We calculate the public's affect toward gay people first in terms of the mean feeling-thermometer score given to gays and lesbians by respondents. The mean score gives us a sense of exactly how warm or cold feelings are toward a group. These data tell us that between 1984 and 2002, the American public moved from feelings that best can be described as icy (a mean score of 30) to a temperature just a shade below neutral (46).

Figure 1: Slow Warming Trend

(Click for larger view of Figure 1a-1b.)

A second measure is the proportion of respondents who assigned gays and lesbians the lowest score of all the social groups included in that year's survey (which average about twenty per year).
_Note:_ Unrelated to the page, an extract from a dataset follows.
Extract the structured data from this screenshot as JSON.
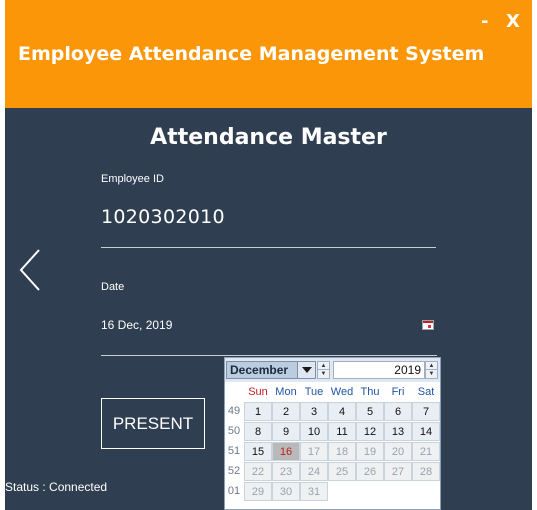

This measure gives us a better sense of the place of gay people with reference to other social groups, allowing us to determine the extent to which those who do not dislike lesbians and gay men still like gay people less than anyone else. In 1984, a majority of Americans—including a majority of virtually every demographic group—ranked gay men and lesbians last among groups included in the study. (This was no mean feat; on average, respondents rated twenty-three different groups on the feeling thermometer that year.) By 2002, in only one major demographic group—African Americans—did a majority rate gay people last on the feeling thermometer.

African Americans are distinctive as the only group to have shown no significant increase in warmth toward gays and lesbians during this time period. "Blacks' current attitudes" toward gays are all the more interesting because they represent a dramatic reversal of their pattern of increasing warmth toward gay people, beginning at 36 in 1984 (warmer feelings than those of all other groups with the exception of those with college degrees), reaching a peak in 1998 with a mean score of 50, and followed by mean scores of 42 in 2000 and 38 in 2002—lower than any other group in that year. We can only conjecture about this reversal, and leave the explanation for it to future research.

How do these figures help us answer whether we are witnessing the "end of an era" of gay rights? We believe that LGBT people can take particular heart from the age cohort data: Americans of all ages are becoming more—not less—tolerant as they grow older. And older, colder, Americans are being replaced by citizens who express more warmth for gay people. But gays and lesbians have two reasons to be nervous: One is blacks' lukewarm feelings toward gay people (which would appear to present an opportunity to drive a wedge into the Democratic civil rights coalition); the other is a slight cooling trend toward gays that appeared across all demographic groups between 2000 and 2002.